È capitato a tutte prima o poi: di avere quell’amica che “la minigonna è meglio se non la metto”, quella sorella che “devo stare attenta se qualcuno mi guarda per strada perché altrimenti lui va su tutte le furie e ci litiga”, quel conoscente che “non voglio che la mia fidanzata esca con il suo amico perché sicuro lui prima o poi ci prova”. A esclusione di alcune manifestazioni estreme che risultano incompatibili con qualsiasi giustificazione, la risposta è sempre la stessa: "è geloso perché ci tiene". Quegli atteggiamenti diventano così non solo ammissibili, ma dimostrazione di cura, importanza e valore per la persona che li agisce. Un'ambivalenza che crea un cortocircuito nella considerazione di questo sentimento, percepito non come un qualcosa su cui riflettere e da cui rifuggire, ma piuttosto come una manifestazione di amore. Niente di più lontano dalla realtà.
La gelosia, infatti, non è sinonimo di interesse, ma di possesso. Chi vuole controllare i comportamenti dell'altro non lo fa per cura, ma solo per soddisfare i propri interessi. Non c'è la partner al centro, ma se stessi: si possono cercare tutte le giustificazioni del mondo ma, per quanto si possa provare ad abbellire la cosa, si tratta di un sentimento egoriferito che nulla ha a che vedere con l'amore, ma con il dominio. C'è molta differenza tra il desiderio di preservare il rapporto con la partner, e l'imposizione di questa (auto)tutela in forme coercitive e forzate. Impedire alla ragazza con cui si ha una relazione di andare in discoteca da sola, non farà durare di più la storia. Serve solo a nutrire l'ego ed esercitare il proprio desiderio di controllo. Nient'altro.

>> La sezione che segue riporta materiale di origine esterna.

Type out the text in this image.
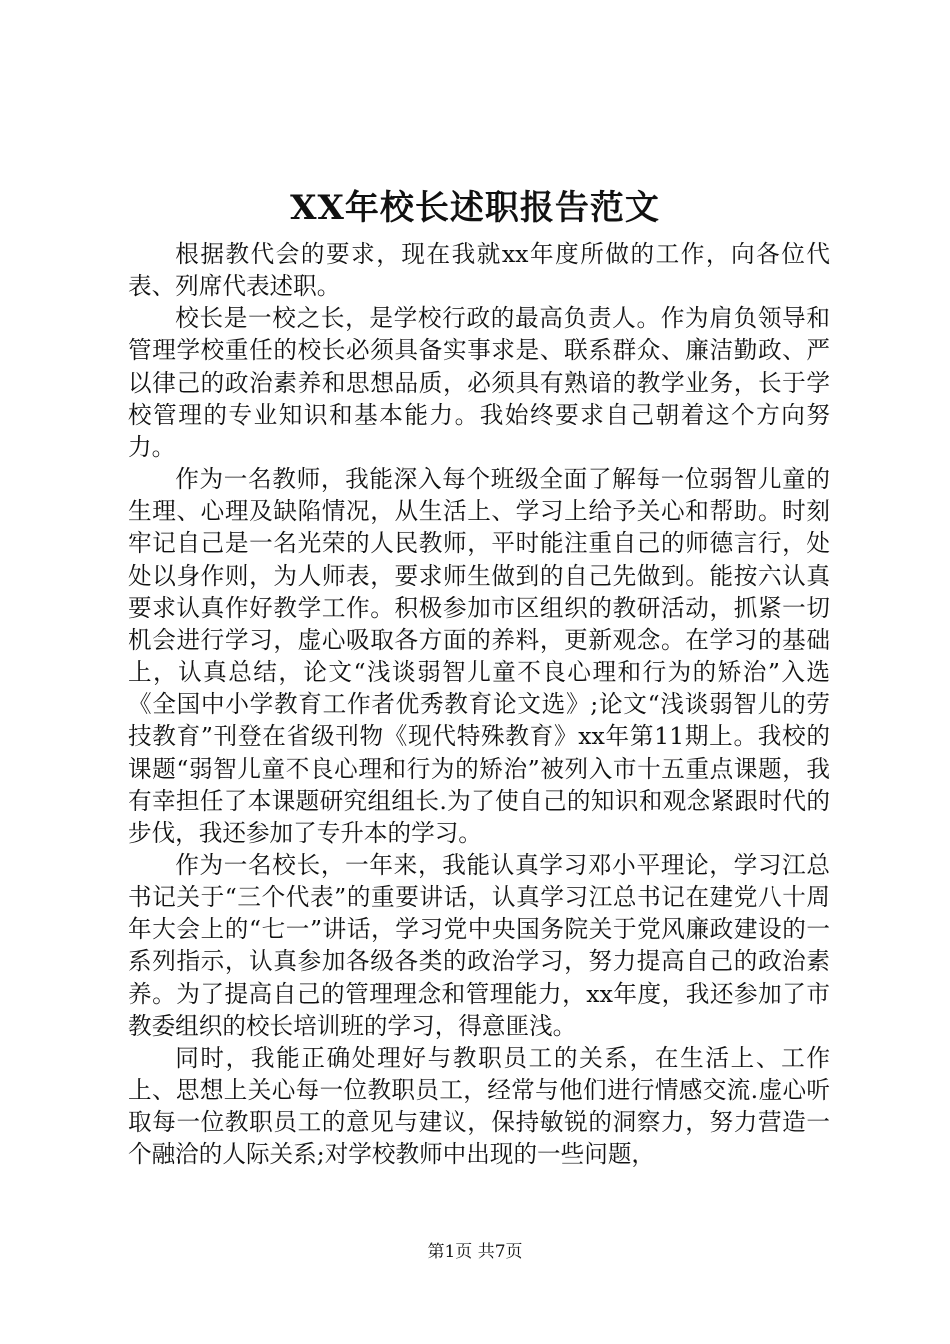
XX年校长述职报告范文

根据教代会的要求，现在我就xx年度所做的工作，向各位代表、列席代表述职。

校长是一校之长，是学校行政的最高负责人。作为肩负领导和管理学校重任的校长必须具备实事求是、联系群众、廉洁勤政、严以律己的政治素养和思想品质，必须具有熟谙的教学业务，长于学校管理的专业知识和基本能力。我始终要求自己朝着这个方向努力。

作为一名教师，我能深入每个班级全面了解每一位弱智儿童的生理、心理及缺陷情况，从生活上、学习上给予关心和帮助。时刻牢记自己是一名光荣的人民教师，平时能注重自己的师德言行，处处以身作则，为人师表，要求师生做到的自己先做到。能按六认真要求认真作好教学工作。积极参加市区组织的教研活动，抓紧一切机会进行学习，虚心吸取各方面的养料，更新观念。在学习的基础上，认真总结，论文“浅谈弱智儿童不良心理和行为的矫治”入选《全国中小学教育工作者优秀教育论文选》;论文“浅谈弱智儿的劳技教育”刊登在省级刊物《现代特殊教育》xx年第11期上。我校的课题“弱智儿童不良心理和行为的矫治”被列入市十五重点课题，我有幸担任了本课题研究组组长.为了使自己的知识和观念紧跟时代的步伐，我还参加了专升本的学习。

作为一名校长，一年来，我能认真学习邓小平理论，学习江总书记关于“三个代表”的重要讲话，认真学习江总书记在建党八十周年大会上的“七一”讲话，学习党中央国务院关于党风廉政建设的一系列指示，认真参加各级各类的政治学习，努力提高自己的政治素养。为了提高自己的管理理念和管理能力，xx年度，我还参加了市教委组织的校长培训班的学习，得意匪浅。

同时，我能正确处理好与教职员工的关系，在生活上、工作上、思想上关心每一位教职员工，经常与他们进行情感交流.虚心听取每一位教职员工的意见与建议，保持敏锐的洞察力，努力营造一个融洽的人际关系;对学校教师中出现的一些问题，

第1页 共7页
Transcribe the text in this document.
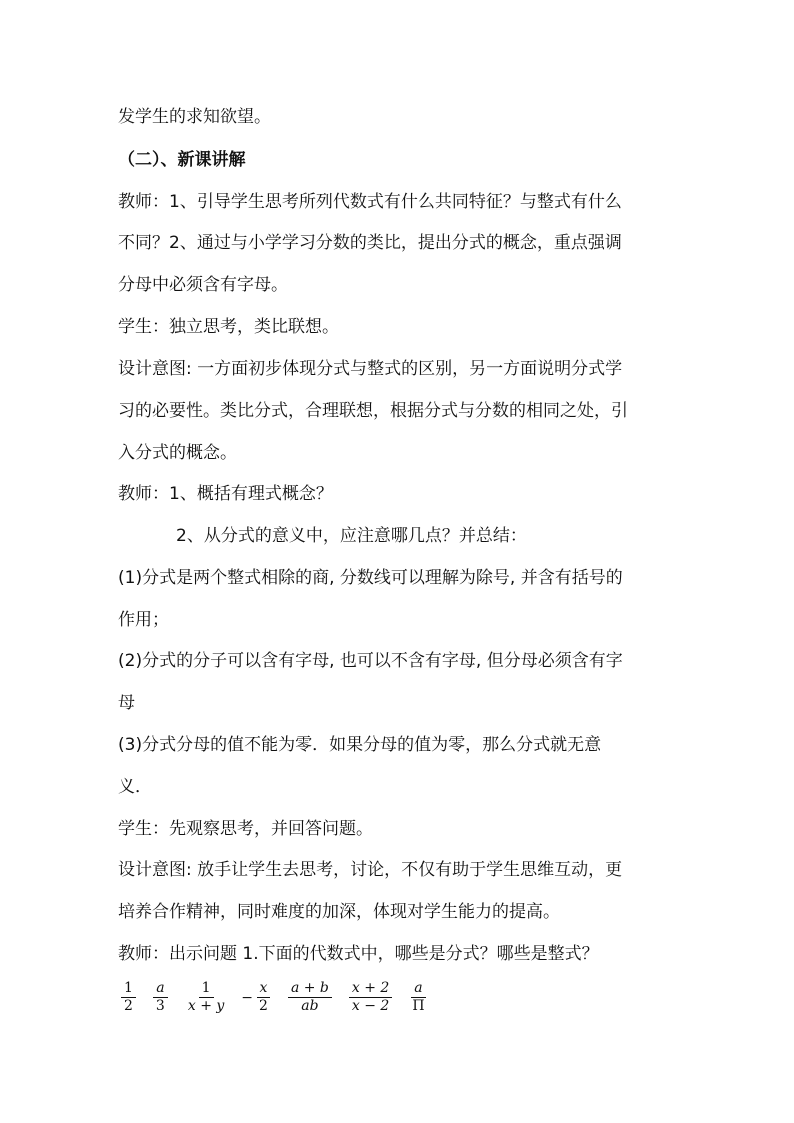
发学生的求知欲望。
（二）、新课讲解
教师：1、引导学生思考所列代数式有什么共同特征？与整式有什么
不同？2、通过与小学学习分数的类比，提出分式的概念，重点强调
分母中必须含有字母。
学生：独立思考，类比联想。
设计意图: 一方面初步体现分式与整式的区别，另一方面说明分式学
习的必要性。类比分式，合理联想，根据分式与分数的相同之处，引
入分式的概念。
教师：1、概括有理式概念？
2、从分式的意义中，应注意哪几点？并总结：
(1)分式是两个整式相除的商, 分数线可以理解为除号, 并含有括号的
作用；
(2)分式的分子可以含有字母, 也可以不含有字母, 但分母必须含有字
母
(3)分式分母的值不能为零．如果分母的值为零，那么分式就无意
义．
学生：先观察思考，并回答问题。
设计意图: 放手让学生去思考，讨论，不仅有助于学生思维互动，更
培养合作精神，同时难度的加深，体现对学生能力的提高。
教师：出示问题 1.下面的代数式中，哪些是分式？哪些是整式？
$\frac{1}{2} \frac{a}{3} \frac{1}{x + y} - \frac{x}{2} \frac{a + b}{ab} \frac{x + 2}{x - 2} \frac{a}{\Pi}$
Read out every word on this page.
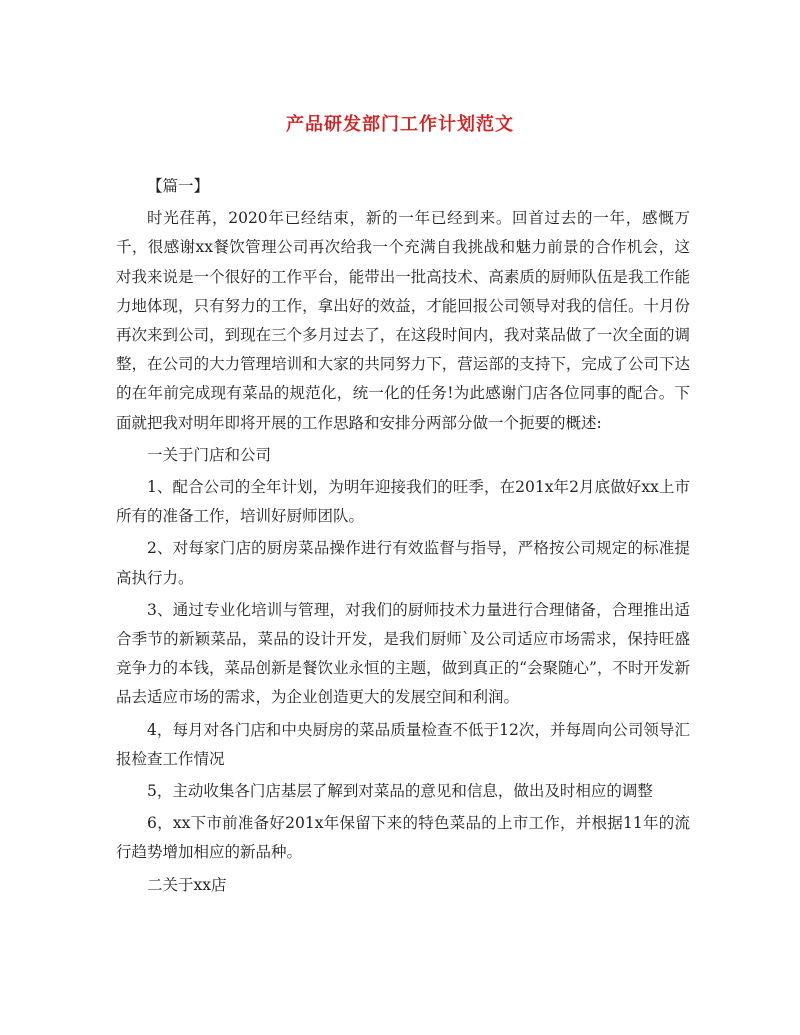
产品研发部门工作计划范文

【篇一】

时光荏苒，2020年已经结束，新的一年已经到来。回首过去的一年，感慨万千，很感谢xx餐饮管理公司再次给我一个充满自我挑战和魅力前景的合作机会，这对我来说是一个很好的工作平台，能带出一批高技术、高素质的厨师队伍是我工作能力地体现，只有努力的工作，拿出好的效益，才能回报公司领导对我的信任。十月份再次来到公司，到现在三个多月过去了，在这段时间内，我对菜品做了一次全面的调整，在公司的大力管理培训和大家的共同努力下，营运部的支持下，完成了公司下达的在年前完成现有菜品的规范化，统一化的任务!为此感谢门店各位同事的配合。下面就把我对明年即将开展的工作思路和安排分两部分做一个扼要的概述:

一关于门店和公司

1、配合公司的全年计划，为明年迎接我们的旺季，在201x年2月底做好xx上市所有的准备工作，培训好厨师团队。

2、对每家门店的厨房菜品操作进行有效监督与指导，严格按公司规定的标准提高执行力。

3、通过专业化培训与管理，对我们的厨师技术力量进行合理储备，合理推出适合季节的新颖菜品，菜品的设计开发，是我们厨师`及公司适应市场需求，保持旺盛竞争力的本钱，菜品创新是餐饮业永恒的主题，做到真正的“会聚随心”，不时开发新品去适应市场的需求，为企业创造更大的发展空间和利润。

4，每月对各门店和中央厨房的菜品质量检查不低于12次，并每周向公司领导汇报检查工作情况

5，主动收集各门店基层了解到对菜品的意见和信息，做出及时相应的调整

6，xx下市前准备好201x年保留下来的特色菜品的上市工作，并根据11年的流行趋势增加相应的新品种。

二关于xx店
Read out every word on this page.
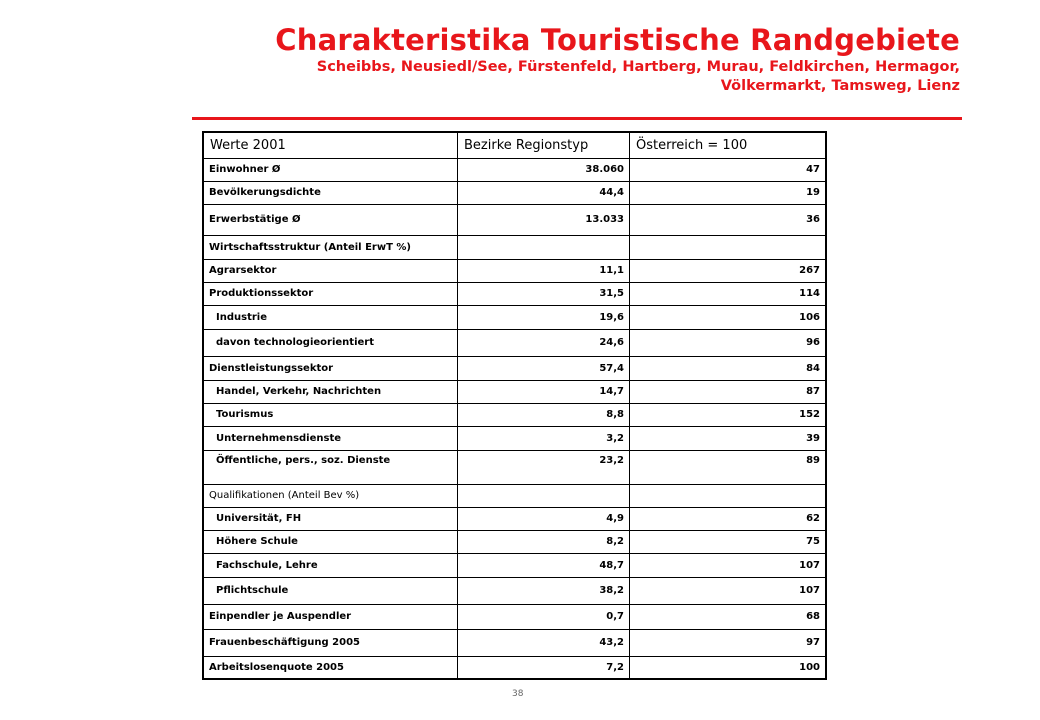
Charakteristika Touristische Randgebiete
Scheibbs, Neusiedl/See, Fürstenfeld, Hartberg, Murau, Feldkirchen, Hermagor,
Völkermarkt, Tamsweg, Lienz
Werte 2001	Bezirke Regionstyp	Österreich = 100
Einwohner Ø	38.060	47
Bevölkerungsdichte	44,4	19
Erwerbstätige Ø	13.033	36
Wirtschaftsstruktur (Anteil ErwT %)		
Agrarsektor	11,1	267
Produktionssektor	31,5	114
Industrie	19,6	106
davon technologieorientiert	24,6	96
Dienstleistungssektor	57,4	84
Handel, Verkehr, Nachrichten	14,7	87
Tourismus	8,8	152
Unternehmensdienste	3,2	39
Öffentliche, pers., soz. Dienste	23,2	89
Qualifikationen (Anteil Bev %)		
Universität, FH	4,9	62
Höhere Schule	8,2	75
Fachschule, Lehre	48,7	107
Pflichtschule	38,2	107
Einpendler je Auspendler	0,7	68
Frauenbeschäftigung 2005	43,2	97
Arbeitslosenquote 2005	7,2	100
38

Non è facile. Siamo cresciuti in una società in cui la gelosia, nelle relazioni, non è vista solo come un qualcosa di normale, ma come un sentimento positivo. Soprattutto è considerato normale che, all’interno di una coppia, la gelosia sia agita in special modo dalla parte maschile. Anzi: un uomo poco possessivo nei confronti della sua compagna è mal giudicato, viene tacciato di indifferenza e disinteresse.
Mark Samson, il 23enne che ha ucciso la sua ex fidanzata Ilaria Sula, ha provato a giustificarsi dicendo di averla ammazzata perché ‘geloso’. Non deve sorprenderci, non dobbiamo pensare che il suo sia solo un goffo tentativo di difesa: Mark Samson ha ucciso effettivamente Ilaria Sula perché geloso. La sua smania di possesso nei confronti della ragazza era così forte che non appena lei ha deciso di troncare la relazione, lui ha deciso di annientarla. Tolto il potere di esercitare il controllo, gli è rimasta la distruzione. Non è nemmeno un caso che il ragazzo, subito dopo, abbia aggiunto: ‘l'amavo'. Una società che normalizza la gelosia nelle relazioni, non può che fornire un'idea distorta e malata di amore.
Non possiamo pensare di cancellare con un tratto di penna modi di sentire e provare emozioni sedimentati nel tempo. Allo stesso tempo, non possiamo di certo rassegnarci agli effetti drammatici della crisi evidente dei ruoli e dei modelli tradizionali. Non è facile, e non è qualcosa che possiamo affrontare nelle nostre rispettive solitudini. L'alternativa augurabile, messa in moto dalla nuova ondata transfemminista, risiede in un percorso collettivo di educazione sentimentale e affettiva che non abbia paura di mettere in discussione le relazioni in modo profondo, individuando le cause e provando a sradicarle. Non per odio verso ‘i maschi', ma perché non ci siano altre Ilaria e altre Sara. Mai più.